US 11,681,870 B2
Reducing latency and improving accuracy of work estimates utilizing natural language processing
Jeremy Bowers, Downers Grove, IL (US); and David Pearson, Downers Grove, IL (US)
Assigned to ENSONO, LP, Downers Grove, IL (US)
Appl. No. 16/963,882
Filed by Ensono, LP, Downers Grove, IL (US)
PCT Filed Jan. 28, 2019, PCT No. PCT/US2019/015447
§ 371(c)(1), (2) Date Jul. 22, 2020,
PCT Pub. No. WO2019/148115, PCT Pub. Date Aug. 1, 2019.
Claims priority of provisional application 62/622,559, filed on Jan. 26, 2018.
Prior Publication US 2021/0050019 A1, Feb. 18, 2021
Int. Cl.
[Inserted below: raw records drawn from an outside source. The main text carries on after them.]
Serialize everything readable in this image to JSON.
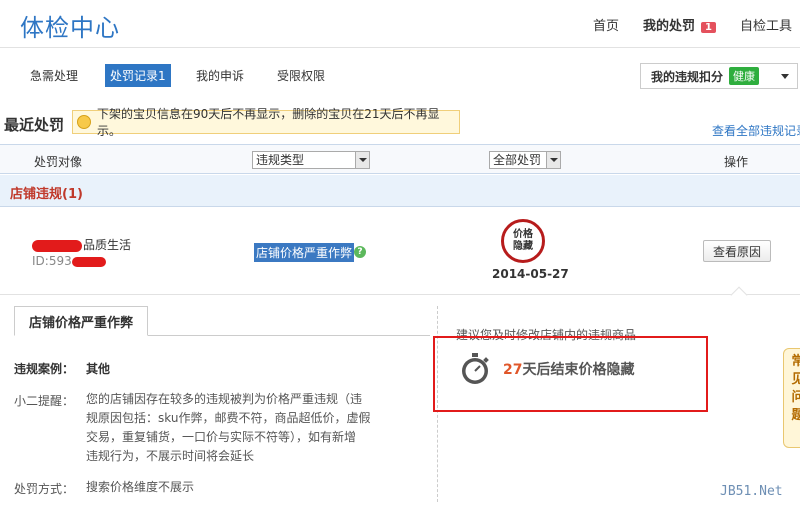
{
  "brand": "体检中心",
  "topnav": {
    "home": "首页",
    "my_penalty": "我的处罚",
    "my_penalty_badge": "1",
    "self_check": "自检工具"
  },
  "subnav": {
    "tabs": [
      "急需处理",
      "处罚记录1",
      "我的申诉",
      "受限权限"
    ],
    "active_index": 1
  },
  "deduction_dropdown": {
    "label": "我的违规扣分",
    "status": "健康"
  },
  "recent": {
    "title": "最近处罚",
    "notice": "下架的宝贝信息在90天后不再显示，删除的宝贝在21天后不再显示。",
    "view_all": "查看全部违规记录"
  },
  "table_header": {
    "target": "处罚对像",
    "violation_type": "违规类型",
    "all_penalty": "全部处罚",
    "action": "操作"
  },
  "section": {
    "title": "店铺违规(1)"
  },
  "row": {
    "shop_name": "品质生活",
    "shop_id": "ID:593",
    "violation": "店铺价格严重作弊",
    "stamp_line1": "价格",
    "stamp_line2": "隐藏",
    "date": "2014-05-27",
    "reason_button": "查看原因"
  },
  "detail": {
    "tab": "店铺价格严重作弊",
    "case_label": "违规案例：",
    "case_value": "其他",
    "tip_label": "小二提醒：",
    "tip_lines": [
      "您的店铺因存在较多的违规被判为价格严重违规（违",
      "规原因包括：sku作弊，邮费不符，商品超低价，虚假",
      "交易，重复铺货，一口价与实际不符等），如有新增",
      "违规行为，不展示时间将会延长"
    ],
    "method_label": "处罚方式：",
    "method_value": "搜索价格维度不展示",
    "suggest": "建议您及时修改店铺内的违规商品",
    "countdown_days": "27",
    "countdown_text": "天后结束价格隐藏"
  },
  "side_tip": [
    "常",
    "见",
    "问",
    "题"
  ],
  "watermark": "JB51.Net"
}
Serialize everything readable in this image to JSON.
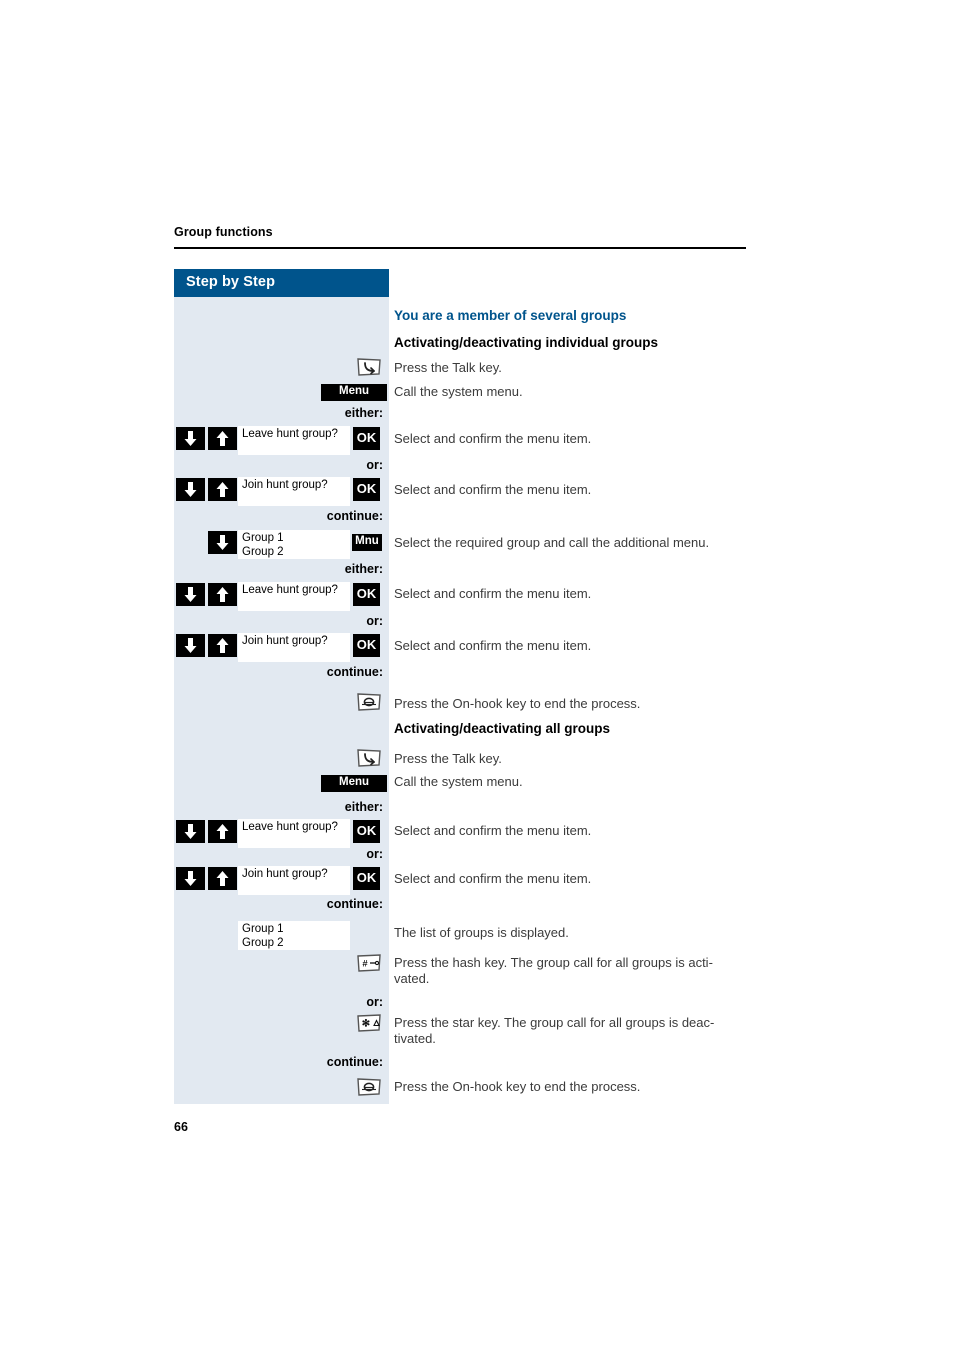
{
  "document": {
    "running_header": "Group functions",
    "page_number": "66",
    "sidebar_title": "Step by Step",
    "accent_color": "#00548c",
    "sidebar_bg": "#e2e9f1"
  },
  "headings": {
    "section": "You are a member of several groups",
    "sub1": "Activating/deactivating individual groups",
    "sub2": "Activating/deactivating all groups"
  },
  "connectors": {
    "either": "either:",
    "or": "or:",
    "continue": "continue:"
  },
  "keys": {
    "talk": "talk-key",
    "onhook": "on-hook-key",
    "hash": "hash-key",
    "star": "star-key",
    "arrow_down": "arrow-down-key",
    "arrow_up": "arrow-up-key"
  },
  "softkeys": {
    "menu": "Menu",
    "mnu": "Mnu",
    "ok": "OK"
  },
  "display": {
    "leave": "Leave hunt group?",
    "join": "Join hunt group?",
    "group1": "Group 1",
    "group2": "Group 2"
  },
  "instructions": {
    "press_talk": "Press the Talk key.",
    "call_menu": "Call the system menu.",
    "select_confirm": "Select and confirm the menu item.",
    "select_group": "Select the required group and call the additional menu.",
    "press_onhook": "Press the On-hook key to end the process.",
    "list_displayed": "The list of groups is displayed.",
    "press_hash": "Press the hash key. The group call for all groups is acti-\nvated.",
    "press_star": "Press the star key. The group call for all groups is deac-\ntivated."
  }
}
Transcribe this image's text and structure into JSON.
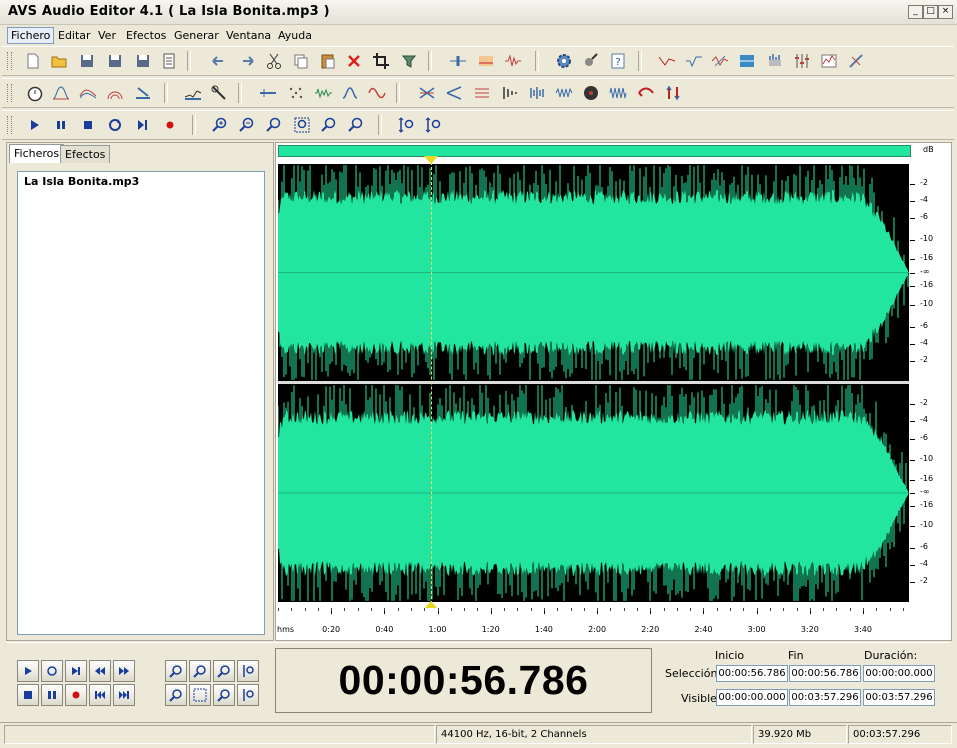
{
  "window": {
    "title": "AVS Audio Editor 4.1  ( La Isla Bonita.mp3 )",
    "controls": [
      "_",
      "□",
      "×"
    ]
  },
  "menu": [
    "Fichero",
    "Editar",
    "Ver",
    "Efectos",
    "Generar",
    "Ventana",
    "Ayuda"
  ],
  "panel": {
    "tabs": [
      "Ficheros",
      "Efectos"
    ],
    "files": [
      "La Isla Bonita.mp3"
    ]
  },
  "waveform": {
    "db_label": "dB",
    "db_scale_top": [
      "-2",
      "-4",
      "-6",
      "-10",
      "-16",
      "-∞",
      "-16",
      "-10",
      "-6",
      "-4",
      "-2"
    ],
    "db_scale_bottom": [
      "-2",
      "-4",
      "-6",
      "-10",
      "-16",
      "-∞",
      "-16",
      "-10",
      "-6",
      "-4",
      "-2"
    ],
    "wave_color": "#22e6a0",
    "ruler_unit": "hms",
    "ruler_ticks": [
      "0:20",
      "0:40",
      "1:00",
      "1:20",
      "1:40",
      "2:00",
      "2:20",
      "2:40",
      "3:00",
      "3:20",
      "3:40"
    ],
    "cursor_fraction": 0.2425
  },
  "transport": {
    "time_display": "00:00:56.786",
    "headers": [
      "Inicio",
      "Fin",
      "Duración:"
    ],
    "rows": [
      {
        "label": "Selección",
        "values": [
          "00:00:56.786",
          "00:00:56.786",
          "00:00:00.000"
        ]
      },
      {
        "label": "Visible",
        "values": [
          "00:00:00.000",
          "00:03:57.296",
          "00:03:57.296"
        ]
      }
    ]
  },
  "status": {
    "format": "44100 Hz, 16-bit, 2 Channels",
    "size": "39.920 Mb",
    "duration": "00:03:57.296"
  }
}
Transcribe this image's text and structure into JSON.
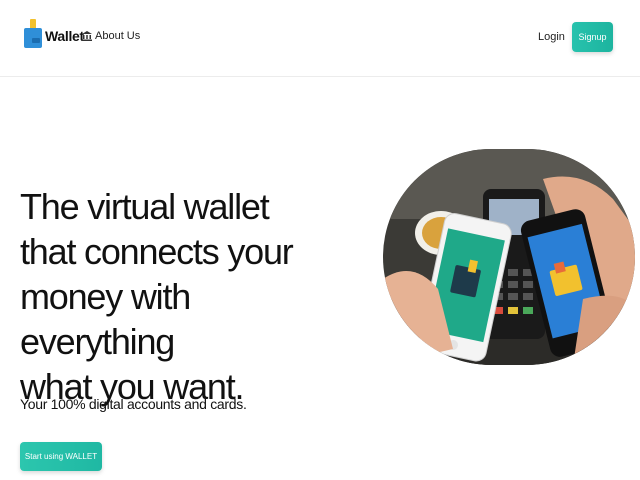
{
  "header": {
    "brand": "Wallet",
    "logo_icon": "wallet-card-icon",
    "about_label": "About Us",
    "about_icon": "bank-icon",
    "login_label": "Login",
    "signup_label": "Signup"
  },
  "hero": {
    "headline": "The virtual wallet\nthat connects your\nmoney with everything\nwhat you want.",
    "subtitle": "Your 100% digital accounts and cards.",
    "cta_label": "Start using WALLET",
    "image": "hands-holding-phones-payment-terminal"
  },
  "colors": {
    "accent": "#1fb8a3",
    "logo_blue": "#2f8fd8",
    "logo_yellow": "#f2c12e"
  }
}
G06F 40/20 (2020.01); G10L 15/22 (2006.01); G10L 15/34 (2013.01)
CPC G06F 40/20 (2020.01) [G10L 15/22 (2013.01); G10L 15/34 (2013.01)] 20 Claims
OG exemplary drawing
 
1. A system for reducing latency and improving accuracy in estimating work utilizing natural language processing devices and serverless event-driven parallel data processing architectures, the system comprising:
a project management platform configured to store information about one or more completed work projects in a database of completed stories and story point values, wherein the completed stories comprise keywords or phrases;
a natural language input and output device configured to capture audio and video input from a user and output an audio or video message including a work estimate, wherein the natural language input and output device comprises a speech engine that controls capture of an audio and video data stream upon detection of a wake word, and a communication interface configured to establish a communication channel between the natural language input and output device and a voice processing service, wherein the natural language input and output device transmits the audio and video data stream to the voice processing service over the communication channel, and wherein the voice processing service is configured to process the audio and video data stream to identify a command and one or more parameters, and create one or more response messages for transmitting to the natural language input and output device, and when the command corresponds to a request for the work estimate the voice processing service transmits an event trigger and the one or more parameters; and
a serverless compute service configured to receive application code, and the one or more parameters transmitted from the voice processing service, wherein the application code executes in response to the event trigger, the application code comprising instructions to determine the work estimate based on the one or more parameters,
wherein:
the one or more parameters define a scope of the work estimate;
the work estimate is determined by applying a Bayesian classifier to the one or more parameters and the information about one or more completed work projects stored in the project management platform;
the work estimate is further determined by calculating a prior probability for each of the keywords or phrases occurring in the completed stories;
the prior probabilities for the keywords or phrases are stored in a historical database;
applying the Bayesian classifier to the one or more parameters comprises classifying the one or more parameters based on the prior probabilities for the keywords or phrases;
the keywords or phrases occurring in the completed stories are dynamically displayed in a visualization module as a word cloud;
the word cloud displays positions of the keywords or phrases based on a clustering the keywords or phrases by relevance distances representing semantic closeness; and
the relevance distances are generated based on multidimensional scaling of a matrix in an n-dimensional space that represents distances between the keywords or phrases.